Ripples of a Blue Girl's Tears

"Ripples of a Blue Girls Tears"
It's Big! The final version will probably be done as a tryptych so I can get the 2m width I am looking for.


This is my first foray into interpreting great pieces of music, music which stirs my deepest emotions, then turning them into a woven piece. This is the main direction for my work and what a journey this piece is taking me on!

Music is, for me, the highest art form - the ultimate emotional journey. Listen to this; if you are over 45 and it doesn't stir you, check your pulse...you're probably already dead!
http://www.youtube.com/watch?v=IU2gHmpghx0&f
eature=related

That is one of my favourite songs, and certainly my favourite lyric; "Ripples", written by Tony Banks and Mike Rutherford. I know the lyrics inside out and it doesn't require a literature degree to work out their meaning; it's about youth, it's optimism, it's beauty, the inevitability of ageing and the futility of chasing what has passed us by. However, it was only when I stumbled on the link between this and the poem "Blue Girls", written 50 years before "Ripples" by John Crowe Ransom, that the image for my weaving really materialised. To my knowledge, Banks & Rutherford have never acknowledged that "Blue Girls" inspired their lyrics; though if you read both (they are printed at the end), it's inconcievable that this is not the case.

My piece, "Ripples of a Blue Girl's Tears" represents the Blue Girls through colour and shape, and I have chosen to reflect the melencholy mood of the song and poem also through the colour. The image itself represent the ripples and interference patterns created from tears falling onto a pool of water; tears of the Blue Girls looking upon their reflection in the pool "Seems not very long ago, Lovelier she was than any that I know" then seeing the distorted face reflected back at them "The face in the water looks up, And she shakes her head as if to say, That it's the last time you'll look like today." Dozens of hours have been spent taking the basic overshot pattern for the concentric waves step-wise to the final draft, manipulating the patterns to destroy the symmetry, yet replicate the interference patterns when ripples collide, then arranging these to give the semblence of a facial image in the distorted surface - just hope others can see it too LOL :-)The final stage was to create the distorted body images of the blue girls - something that I had to do with the liftplan-only, as to change the threading would have undone the main ripples image.
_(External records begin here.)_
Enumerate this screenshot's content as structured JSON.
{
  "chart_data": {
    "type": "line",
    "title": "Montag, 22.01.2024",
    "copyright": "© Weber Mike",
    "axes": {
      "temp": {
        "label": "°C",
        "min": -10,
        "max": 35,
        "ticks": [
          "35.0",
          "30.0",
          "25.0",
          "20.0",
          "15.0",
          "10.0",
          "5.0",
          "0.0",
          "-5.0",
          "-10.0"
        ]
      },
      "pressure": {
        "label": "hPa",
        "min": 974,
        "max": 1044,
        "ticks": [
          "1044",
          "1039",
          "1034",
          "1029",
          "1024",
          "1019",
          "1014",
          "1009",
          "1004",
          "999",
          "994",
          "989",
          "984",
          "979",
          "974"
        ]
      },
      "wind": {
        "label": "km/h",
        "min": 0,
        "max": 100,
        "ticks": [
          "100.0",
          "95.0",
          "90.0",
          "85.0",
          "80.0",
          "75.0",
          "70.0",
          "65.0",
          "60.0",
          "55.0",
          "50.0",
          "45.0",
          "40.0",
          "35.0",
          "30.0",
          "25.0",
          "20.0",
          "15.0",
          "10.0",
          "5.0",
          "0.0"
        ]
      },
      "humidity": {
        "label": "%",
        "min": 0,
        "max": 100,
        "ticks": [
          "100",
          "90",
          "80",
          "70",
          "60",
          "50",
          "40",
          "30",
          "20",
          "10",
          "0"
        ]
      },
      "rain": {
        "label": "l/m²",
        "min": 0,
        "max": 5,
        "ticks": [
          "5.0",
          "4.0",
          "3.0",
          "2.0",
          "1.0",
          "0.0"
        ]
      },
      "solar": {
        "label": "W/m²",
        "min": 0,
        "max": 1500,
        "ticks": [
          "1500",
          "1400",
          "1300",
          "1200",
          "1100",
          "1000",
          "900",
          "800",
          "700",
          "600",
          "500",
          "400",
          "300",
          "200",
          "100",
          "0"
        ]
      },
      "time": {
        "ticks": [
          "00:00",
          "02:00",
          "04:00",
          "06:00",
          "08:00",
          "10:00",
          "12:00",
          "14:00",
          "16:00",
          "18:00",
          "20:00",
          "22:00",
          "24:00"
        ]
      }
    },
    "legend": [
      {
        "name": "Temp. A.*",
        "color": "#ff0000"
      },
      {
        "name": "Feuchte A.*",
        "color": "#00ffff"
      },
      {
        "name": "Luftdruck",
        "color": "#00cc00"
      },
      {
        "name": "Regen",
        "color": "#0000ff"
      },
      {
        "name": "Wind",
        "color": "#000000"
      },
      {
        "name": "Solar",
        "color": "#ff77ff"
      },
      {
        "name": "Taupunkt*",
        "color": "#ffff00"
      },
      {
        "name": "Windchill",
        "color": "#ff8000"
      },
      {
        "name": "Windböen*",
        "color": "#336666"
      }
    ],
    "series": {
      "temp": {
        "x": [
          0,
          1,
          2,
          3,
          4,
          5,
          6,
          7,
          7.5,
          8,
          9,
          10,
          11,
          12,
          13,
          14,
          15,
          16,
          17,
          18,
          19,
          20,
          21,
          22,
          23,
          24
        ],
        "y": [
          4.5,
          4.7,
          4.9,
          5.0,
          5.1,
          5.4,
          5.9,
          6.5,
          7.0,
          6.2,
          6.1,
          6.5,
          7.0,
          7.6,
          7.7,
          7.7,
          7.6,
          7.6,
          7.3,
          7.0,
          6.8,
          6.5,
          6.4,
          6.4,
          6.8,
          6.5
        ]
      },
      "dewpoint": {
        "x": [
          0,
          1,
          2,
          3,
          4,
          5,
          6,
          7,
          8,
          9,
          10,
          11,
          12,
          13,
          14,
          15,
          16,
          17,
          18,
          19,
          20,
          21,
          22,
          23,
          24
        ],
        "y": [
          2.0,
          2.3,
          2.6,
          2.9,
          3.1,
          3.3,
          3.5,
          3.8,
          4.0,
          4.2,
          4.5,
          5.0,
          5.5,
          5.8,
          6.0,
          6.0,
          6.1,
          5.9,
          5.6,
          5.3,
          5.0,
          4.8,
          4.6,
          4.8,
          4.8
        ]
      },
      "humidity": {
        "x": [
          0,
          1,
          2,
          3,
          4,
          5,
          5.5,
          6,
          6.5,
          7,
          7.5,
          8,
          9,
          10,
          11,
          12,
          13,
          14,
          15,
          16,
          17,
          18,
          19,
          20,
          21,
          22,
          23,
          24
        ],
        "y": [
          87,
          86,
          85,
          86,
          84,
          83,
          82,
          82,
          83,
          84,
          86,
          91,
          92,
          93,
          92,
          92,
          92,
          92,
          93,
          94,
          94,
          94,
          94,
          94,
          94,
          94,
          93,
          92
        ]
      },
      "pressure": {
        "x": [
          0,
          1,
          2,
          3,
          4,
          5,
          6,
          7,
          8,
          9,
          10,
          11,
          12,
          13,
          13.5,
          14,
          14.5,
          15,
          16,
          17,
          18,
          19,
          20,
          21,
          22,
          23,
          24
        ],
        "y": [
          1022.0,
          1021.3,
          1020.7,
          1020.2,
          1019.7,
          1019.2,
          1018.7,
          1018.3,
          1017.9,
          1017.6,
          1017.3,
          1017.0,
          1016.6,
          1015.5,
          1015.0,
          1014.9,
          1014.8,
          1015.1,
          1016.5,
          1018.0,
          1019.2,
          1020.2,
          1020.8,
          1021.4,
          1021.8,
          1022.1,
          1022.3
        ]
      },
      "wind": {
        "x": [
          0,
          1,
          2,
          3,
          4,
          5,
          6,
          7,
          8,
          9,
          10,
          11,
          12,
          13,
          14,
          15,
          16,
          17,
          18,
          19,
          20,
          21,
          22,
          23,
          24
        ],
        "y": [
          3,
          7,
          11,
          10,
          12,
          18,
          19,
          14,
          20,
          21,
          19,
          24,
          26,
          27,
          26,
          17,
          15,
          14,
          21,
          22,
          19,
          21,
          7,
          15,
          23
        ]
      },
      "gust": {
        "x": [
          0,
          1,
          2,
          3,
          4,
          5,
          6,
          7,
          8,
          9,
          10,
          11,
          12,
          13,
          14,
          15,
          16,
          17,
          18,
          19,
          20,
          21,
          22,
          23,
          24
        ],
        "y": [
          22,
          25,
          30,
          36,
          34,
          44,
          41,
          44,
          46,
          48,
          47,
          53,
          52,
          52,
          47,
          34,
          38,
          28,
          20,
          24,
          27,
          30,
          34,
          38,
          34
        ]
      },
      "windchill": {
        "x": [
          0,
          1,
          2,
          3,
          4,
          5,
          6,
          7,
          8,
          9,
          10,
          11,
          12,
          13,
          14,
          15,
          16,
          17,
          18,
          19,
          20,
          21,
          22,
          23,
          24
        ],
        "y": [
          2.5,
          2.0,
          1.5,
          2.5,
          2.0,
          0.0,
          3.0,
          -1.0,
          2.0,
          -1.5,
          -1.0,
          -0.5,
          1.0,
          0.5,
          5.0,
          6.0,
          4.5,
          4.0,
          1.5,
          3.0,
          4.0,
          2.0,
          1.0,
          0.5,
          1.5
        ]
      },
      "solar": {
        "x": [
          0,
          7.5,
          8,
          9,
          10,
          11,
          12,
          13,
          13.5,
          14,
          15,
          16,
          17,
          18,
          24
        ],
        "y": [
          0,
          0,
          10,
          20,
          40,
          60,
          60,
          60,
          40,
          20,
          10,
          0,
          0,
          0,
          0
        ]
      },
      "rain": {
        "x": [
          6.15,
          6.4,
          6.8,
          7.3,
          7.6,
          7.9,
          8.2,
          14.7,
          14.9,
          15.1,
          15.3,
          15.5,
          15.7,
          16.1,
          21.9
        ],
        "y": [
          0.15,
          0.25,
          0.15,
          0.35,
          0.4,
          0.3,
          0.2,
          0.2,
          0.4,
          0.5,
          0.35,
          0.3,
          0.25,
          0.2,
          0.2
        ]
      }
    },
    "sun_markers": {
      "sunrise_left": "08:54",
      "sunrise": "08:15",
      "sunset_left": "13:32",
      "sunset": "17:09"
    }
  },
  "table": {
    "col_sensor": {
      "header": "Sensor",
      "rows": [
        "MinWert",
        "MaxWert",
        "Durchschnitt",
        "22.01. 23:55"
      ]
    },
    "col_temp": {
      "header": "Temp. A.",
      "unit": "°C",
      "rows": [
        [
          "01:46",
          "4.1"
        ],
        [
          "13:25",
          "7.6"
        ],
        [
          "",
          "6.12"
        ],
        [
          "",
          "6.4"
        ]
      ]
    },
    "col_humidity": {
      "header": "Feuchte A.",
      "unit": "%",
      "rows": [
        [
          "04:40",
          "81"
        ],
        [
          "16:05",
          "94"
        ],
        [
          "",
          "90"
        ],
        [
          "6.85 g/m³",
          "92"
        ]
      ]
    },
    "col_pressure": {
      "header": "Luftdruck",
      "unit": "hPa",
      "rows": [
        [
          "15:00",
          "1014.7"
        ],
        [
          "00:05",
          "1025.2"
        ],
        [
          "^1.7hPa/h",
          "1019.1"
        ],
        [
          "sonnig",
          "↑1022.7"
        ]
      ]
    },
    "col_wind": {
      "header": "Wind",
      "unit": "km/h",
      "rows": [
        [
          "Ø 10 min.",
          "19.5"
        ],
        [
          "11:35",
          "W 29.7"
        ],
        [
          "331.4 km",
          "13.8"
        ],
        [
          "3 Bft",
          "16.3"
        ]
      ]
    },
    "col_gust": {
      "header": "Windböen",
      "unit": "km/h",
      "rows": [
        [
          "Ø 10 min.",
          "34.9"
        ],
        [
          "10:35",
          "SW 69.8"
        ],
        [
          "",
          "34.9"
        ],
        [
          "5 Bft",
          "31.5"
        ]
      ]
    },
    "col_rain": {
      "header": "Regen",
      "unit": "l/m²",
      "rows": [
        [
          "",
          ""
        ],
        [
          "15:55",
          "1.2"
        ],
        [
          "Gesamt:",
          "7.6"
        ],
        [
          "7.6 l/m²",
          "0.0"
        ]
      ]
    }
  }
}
"Blue Girls" is considered to be the pinacle of his work, from an American poet who is considered to be one of the most influential of his time. The lyrics of Ripples are beautiful; the whole is sublime; read and listen and hopefully the two will come together for you in my design.

Mike
.
Ripples by Banks & Rutherford 1976

Bluegirls come in every size
Some are wise and some otherwise,
They got pretty blue eyes.
For an hour a man may change
For an hour her face looks strange -
Looks strange, looks strange.

Marching to the promised land
Where the honey flows and takes you by the hand,
Pulls you down on your knees,
While you're down a pool appears.
The face in the water looks up,
And she shakes her head as if to say
That it's the last time you'll look like today.

Sail away, away
Ripples never come back.
Gone to the other side.
Sail away, away.

The face that launched a thousand ships
Is sinking fast, that happens you know,
The water gets below.
Seems not very long ago
Lovelier she was than any that I know.

Angels never know it's time
To close the book and gracefully decline,
The song has found a tale.
My, what a jealous pool is she.
The face in the water looks up
She shakes her head as if to say
That the bluegirls have all gone away.

Sail away, away
Ripples never come back.
Gone to the other side.
Look into the pool,
The ripples never come back, come back,
Dive to the bottom and go to the top
To see where they have gone
They've gone to the other side
Ripples never come back
Sail away, away..
.


Blue Girls by John Crowe Ransom 1924

Twirling your blue skirts, travelling the sward
Under the towers of your seminary,
Go listen to your teachers old and contrary
Without believing a word.
Tie the white fillets then about your hair
And think no more of what will come to pass
Than bluebirds that go walking on the grass
And chattering on the air.
Practise your beauty, blue girls, before it fail;
And I will cry with my loud lips and publish
Beauty which all our powers shall never establish,
It is so frail.
For I could tell you a story which is true;
I know a lady with a terrible tongue,
Blear eyes fallen from blue,
All her perfections tarnished—yet it is not long
Since she was lovlier than any of you.